Unblock gitlab org and gitlab com workflow by rebalancing issues relative positions
Production Change
Change Summary
The goal is to run the issue relative position rebalancing for gitlab-org and gitlab-com group to buy us some time and unblock workflows while we work on the root cause fix. There is more information about the overall problem in gitlab-org/gitlab#276483 (closed), and previous rebalances were completed in #3528 (closed) and #3892 (closed)
The operation is run in a transaction so it would either succeed of rollback in case of a timeout or exception. If the change is successful it should help unblock gitlab-org and gitlab-com users which currently encounter disfunction at issues level on boards.
Previous rebalances have been done off-hours on Saturday in order to target a time when load is low. I know the PG upgrade is this weekend so it's unlikely we would be able to do it this weekend, but it would be good to get this through as soon as possible as it's a pretty significant blocker for some workflows within GitLab.
Change Details
- Services Impacted - ~14817212
- Change Technician - @acroitor
- Change Criticality - C2
- Change Type - changeunscheduled
- Change Reviewer -
- Due Date - Date and time (in UTC) for the execution of the change
- Time tracking - Time, in minutes, needed to execute all change steps, including rollback
- Downtime Component - If there is a need for downtime, include downtime estimate here
Detailed steps for the change
Pre-Change Steps - steps to be completed before execution of the change
Estimated Time to Complete (mins) - Estimated Time to Complete in Minutes
-
Rails console access -
Check rebalance_issues
FF is enabled -
Check issue_rebalancing_optimization
FF is enabled -
Prepare a modified version of the IssueRebalancingService
to allow for a bigger number of issues and smaller batch size.

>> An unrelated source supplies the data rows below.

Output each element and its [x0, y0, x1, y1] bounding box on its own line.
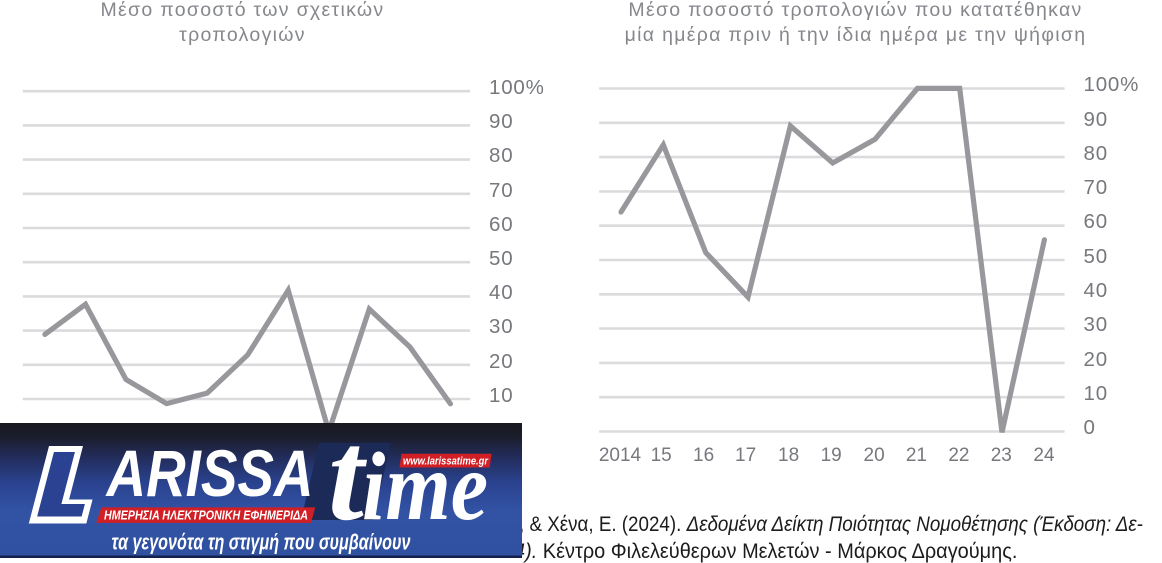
svg-text:ARISSA: ARISSA [105, 436, 314, 510]
svg-text:www.larissatime.gr: www.larissatime.gr [403, 456, 489, 468]
svg-text:τα γεγονότα τη στιγμή που συμβ: τα γεγονότα τη στιγμή που συμβαίνουν [112, 530, 412, 555]
svg-text:ime: ime [362, 433, 488, 541]
svg-text:ΗΜΕΡΗΣΙΑ ΗΛΕΚΤΡΟΝΙΚΗ ΕΦΗΜΕΡΙΔΑ: ΗΜΕΡΗΣΙΑ ΗΛΕΚΤΡΟΝΙΚΗ ΕΦΗΜΕΡΙΔΑ [104, 508, 308, 523]
svg-text:t: t [328, 423, 368, 547]
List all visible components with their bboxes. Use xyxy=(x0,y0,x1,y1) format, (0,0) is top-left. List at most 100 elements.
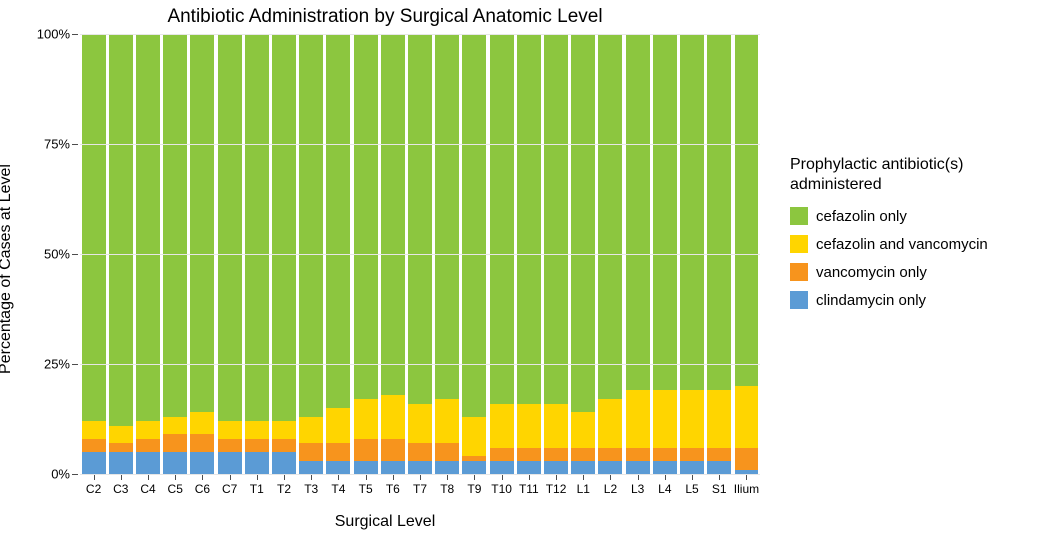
bar-segment xyxy=(598,461,622,474)
legend-label: cefazolin and vancomycin xyxy=(816,236,988,253)
bar-segment xyxy=(462,461,486,474)
x-tick-label: T7 xyxy=(413,482,427,496)
bar-segment xyxy=(680,390,704,447)
legend-label: vancomycin only xyxy=(816,264,927,281)
bar-segment xyxy=(408,461,432,474)
y-tick xyxy=(72,474,78,475)
bar-segment xyxy=(82,452,106,474)
x-tick-label: L1 xyxy=(577,482,590,496)
bar-segment xyxy=(381,34,405,395)
bar-segment xyxy=(626,34,650,390)
x-tick-label: C3 xyxy=(113,482,128,496)
bar-segment xyxy=(299,417,323,443)
legend-swatch xyxy=(790,207,808,225)
legend-item: vancomycin only xyxy=(790,263,1030,281)
x-tick-label: T8 xyxy=(440,482,454,496)
bar-segment xyxy=(707,448,731,461)
bar-segment xyxy=(462,417,486,457)
y-tick xyxy=(72,254,78,255)
bar-segment xyxy=(490,34,514,404)
bar-segment xyxy=(109,34,133,426)
x-tick-label: C6 xyxy=(195,482,210,496)
bar-segment xyxy=(163,434,187,452)
bar-segment xyxy=(190,452,214,474)
legend-label: cefazolin only xyxy=(816,208,907,225)
x-tick-label: C2 xyxy=(86,482,101,496)
y-tick-label: 0% xyxy=(51,467,70,482)
bar-segment xyxy=(626,390,650,447)
bar-segment xyxy=(544,404,568,448)
x-tick-label: T3 xyxy=(304,482,318,496)
bar-segment xyxy=(299,34,323,417)
bar-segment xyxy=(544,34,568,404)
bar-segment xyxy=(680,34,704,390)
x-tick-label: T11 xyxy=(519,482,539,496)
grid-line xyxy=(80,144,760,145)
bar-segment xyxy=(462,34,486,417)
page: Antibiotic Administration by Surgical An… xyxy=(0,0,1050,537)
bar-segment xyxy=(272,452,296,474)
bar-segment xyxy=(245,439,269,452)
legend: Prophylactic antibiotic(s)administered c… xyxy=(790,155,1030,319)
x-tick-label: L5 xyxy=(685,482,698,496)
bar-segment xyxy=(544,448,568,461)
x-tick-label: T10 xyxy=(491,482,512,496)
bar-segment xyxy=(408,404,432,444)
bar-segment xyxy=(598,448,622,461)
grid-line xyxy=(80,364,760,365)
bar-segment xyxy=(735,448,759,470)
bar-segment xyxy=(136,439,160,452)
bar-segment xyxy=(571,461,595,474)
bar-segment xyxy=(735,386,759,448)
bar-segment xyxy=(517,34,541,404)
bar-segment xyxy=(218,421,242,439)
x-tick-label: S1 xyxy=(712,482,727,496)
x-tick-label: T4 xyxy=(331,482,345,496)
bar-segment xyxy=(435,461,459,474)
chart-area: Antibiotic Administration by Surgical An… xyxy=(0,0,770,537)
x-axis-title: Surgical Level xyxy=(0,513,770,531)
x-tick-label: L3 xyxy=(631,482,644,496)
bar-segment xyxy=(626,461,650,474)
legend-label: clindamycin only xyxy=(816,292,926,309)
x-tick-label: T6 xyxy=(386,482,400,496)
bar-segment xyxy=(326,443,350,461)
bar-segment xyxy=(626,448,650,461)
y-axis-title: Percentage of Cases at Level xyxy=(0,164,15,374)
bar-segment xyxy=(653,448,677,461)
plot-area: C2C3C4C5C6C7T1T2T3T4T5T6T7T8T9T10T11T12L… xyxy=(80,34,760,474)
bar-segment xyxy=(218,439,242,452)
bar-segment xyxy=(707,34,731,390)
bar-segment xyxy=(707,390,731,447)
bar-segment xyxy=(136,452,160,474)
bar-segment xyxy=(163,417,187,435)
legend-swatch xyxy=(790,263,808,281)
bar-segment xyxy=(490,404,514,448)
bar-segment xyxy=(381,395,405,439)
bar-segment xyxy=(517,461,541,474)
bar-segment xyxy=(598,34,622,399)
x-tick-label: C5 xyxy=(168,482,183,496)
bar-segment xyxy=(408,34,432,404)
bar-segment xyxy=(653,34,677,390)
bar-segment xyxy=(190,412,214,434)
bar-segment xyxy=(735,34,759,386)
bar-segment xyxy=(218,452,242,474)
x-tick-label: T5 xyxy=(359,482,373,496)
grid-line xyxy=(80,474,760,475)
legend-item: cefazolin and vancomycin xyxy=(790,235,1030,253)
legend-swatch xyxy=(790,291,808,309)
y-tick-label: 100% xyxy=(37,27,70,42)
bar-segment xyxy=(490,461,514,474)
chart-title: Antibiotic Administration by Surgical An… xyxy=(0,6,770,28)
grid-line xyxy=(80,34,760,35)
x-tick-label: L2 xyxy=(604,482,617,496)
bar-segment xyxy=(245,421,269,439)
legend-title: Prophylactic antibiotic(s)administered xyxy=(790,155,1030,195)
x-tick-label: T9 xyxy=(467,482,481,496)
bar-segment xyxy=(653,390,677,447)
y-tick xyxy=(72,144,78,145)
bar-segment xyxy=(163,34,187,417)
bar-segment xyxy=(354,461,378,474)
bar-segment xyxy=(245,452,269,474)
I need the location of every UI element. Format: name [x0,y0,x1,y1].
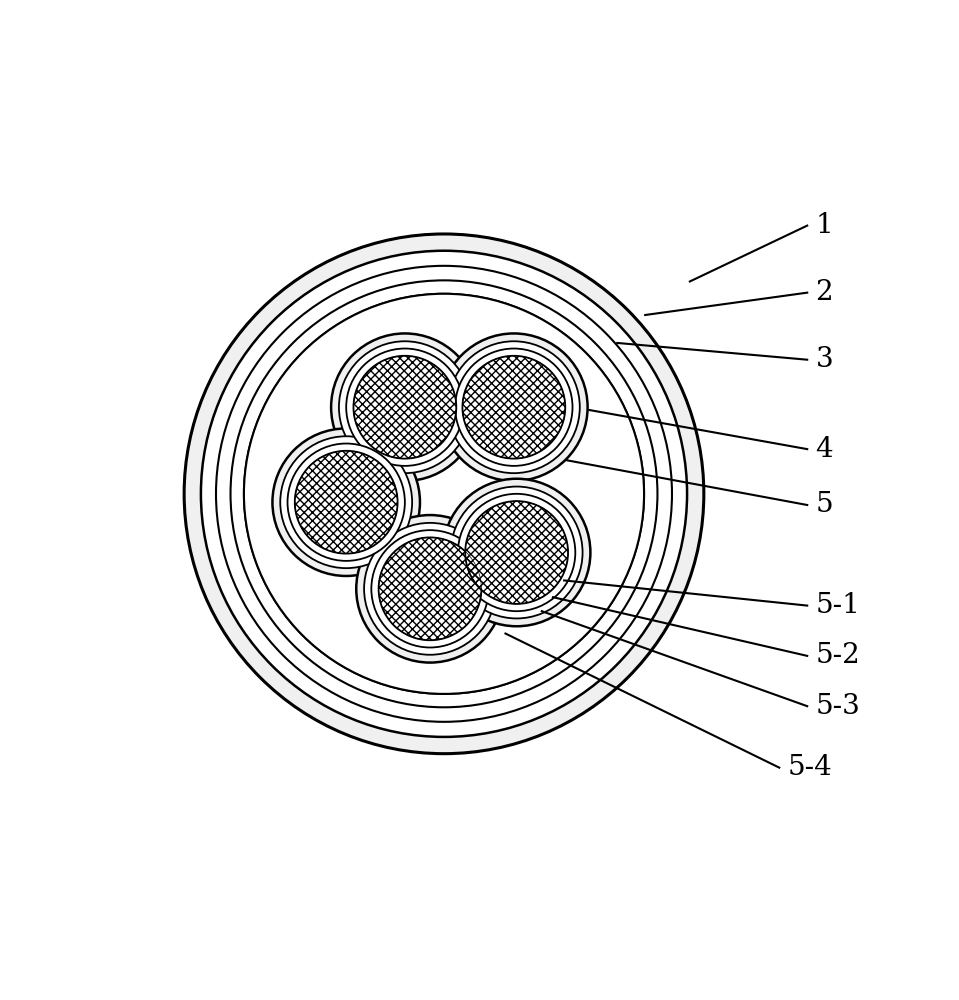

class IssueRebalancingService
MAX_ISSUE_COUNT = 250_000
BATCH_SIZE = 50
end
...
-
Check that the limit change was applied
IssueRebalancingService::MAX_ISSUE_COUNT
-
Check issue count gitlab-org group
service = IssueRebalancingService.new(Project.find(278964).issues.take)
service.send(:issue_count)
-
Check issue count gitlab-com group
service = IssueRebalancingService.new(Project.find(7444821).issues.take)
service.send(:issue_count)
Change Steps - steps to take to execute the change
Estimated Time to Complete (mins) - Estimated Time to Complete in Minutes
-
Run IssueRebalancingService
on gitlab-org group - ~20 mins.IssueRebalancingService.new(Project.find(278964).issues.take).execute
-
Run IssueRebalancingService
gitlab-com group - ~20 mins.IssueRebalancingService.new(Project.find(7444821).issues.take).execute
Post-Change Steps - steps to take to verify the change
Estimated Time to Complete (mins) - Estimated Time to Complete in Minutes
-
Check there are no more issues with relative position = NULL on gitlab-org goup
Issue.relative_positioning_query_base(Project.find(278964).issues.take).where(relative_position: nil).count
-
Check there are no more issues with relative position = NULL on gitlab-com group
Issue.relative_positioning_query_base(Project.find(7444821).issues.take).where(relative_position: nil).count
-
Check the min and max relative positions on gitlab-org group
Issue.relative_positioning_query_base(Project.find(278964).issues.take).minimum(:relative_position)
Issue.relative_positioning_query_base(Project.find(278964).issues.take).maximum(:relative_position)
-
Check the min and max relative positions on gitlab-com group
Issue.relative_positioning_query_base(Project.find(7444821).issues.take).minimum(:relative_position)
Issue.relative_positioning_query_base(Project.find(7444821).issues.take).maximum(:relative_position)
Rollback
Rollback steps - steps to be taken in the event of a need to rollback this change
Estimated Time to Complete (mins) - Estimated Time to Complete in Minutes
-
Auto rollbacks in case of a query timeout as it is being run in a transaction.
Monitoring
Key metrics to observe
- Metric: Metric Name
- Location: Dashboard URL
- What changes to this metric should prompt a rollback: Describe Changes
Summary of infrastructure changes
-
Does this change introduce new compute instances? -
Does this change re-size any existing compute instances? -
Does this change introduce any additional usage of tooling like Elastic Search, CDNs, Cloudflare, etc?
Summary of the above
Changes checklist
-
This issue has a criticality label (e.g. C1, C2, C3, C4) and a change-type label (e.g. changeunscheduled, changescheduled) based on the Change Management Criticalities. -
This issue has the change technician as the assignee. -
Pre-Change, Change, Post-Change, and Rollback steps and have been filled out and reviewed. -
Necessary approvals have been completed based on the Change Management Workflow. -
Change has been tested in staging and results noted in a comment on this issue. -
A dry-run has been conducted and results noted in a comment on this issue. -
SRE on-call has been informed prior to change being rolled out. (In #production channel, mention @sre-oncall
and this issue and await their acknowledgement.) -
There are currently no active incidents.